罪刑法定主義大陸法に分類される法体系では一般原則として強く支持されているが、コモン・ロー英米法に分類される法体系では一応存在する程度の理念である。
概説

法令は施行と同時にその効力を発揮するが、原則として将来に向かって適用され法令施行後の出来事に限り効力が及ぶ[1][2]のであり、過去の出来事には適用されない[2]。これを法令不遡及の原則という[2]

人がある行為を行おうとする場合には、その行為時の法令を前提としているのであるから、その行為後の法令によって予期したものとは異なる効果を与えられたのでは法律関係を混乱させ社会生活が不安定なものとなるためである[2]
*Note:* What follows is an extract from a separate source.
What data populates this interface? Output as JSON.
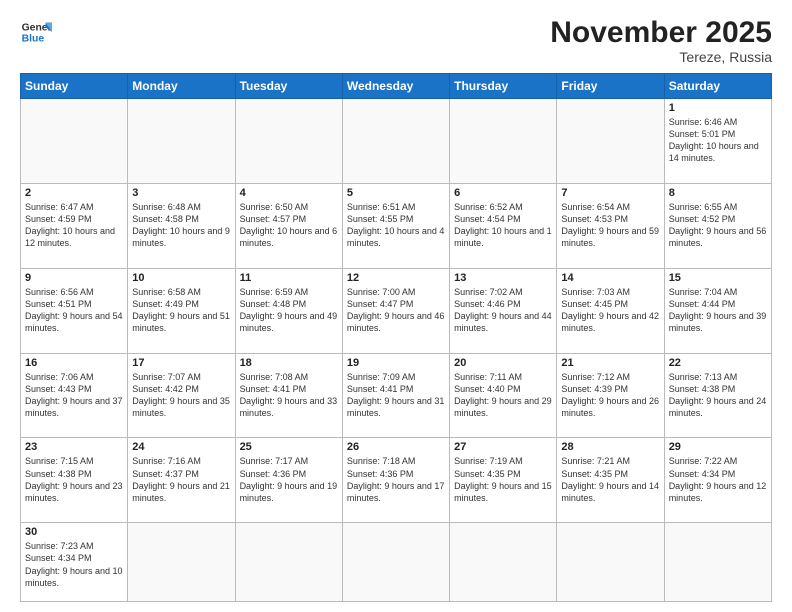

以上の法令不遡及の原則は法解釈上の原則であって、立法政策として一切の法令の遡及が認められないわけではない[3]。法令の内容によっては施行日前の過去のある時点に遡って法令を適用する必要がある場合もあるからである[1][3]。国民に利害関係が直接には及ばない場合や関係者にとって利益になる場合などである[3]。このように法令を過去のある時点に遡って適用することを法令の遡及適用という[1][3]

法令の遡及適用は法令不遡及の原則の例外であり、立法上いつでも認められるわけではない[3]。法令の遡及適用は過去の既成事実に新たな法令を適用することとなり、法律関係を変更してしまうことになるから、あくまでも例外的な措置であり遡及適用を認めるには強度の公益性がある場合でなければならない[1][3]。特に刑罰法規については国民に対して重大な損害を及ぼすことになることから法令の遡及適用は禁じられている[1][4](後述の刑罰法規不遡及の原則)。
刑罰法規不遡及の原則

刑罰法規不遡及の原則とは、実行時に適法であった行為を、事後に定めた法令によって遡って違法として処罰すること、実行時よりも後に定めた法令によってより厳しい罰に処すことを禁止する原則をいう。事後法の禁止、遡及処罰の禁止ともいう。刑法の自由保障機能(罪刑法定主義)の要請によって認められた原則である。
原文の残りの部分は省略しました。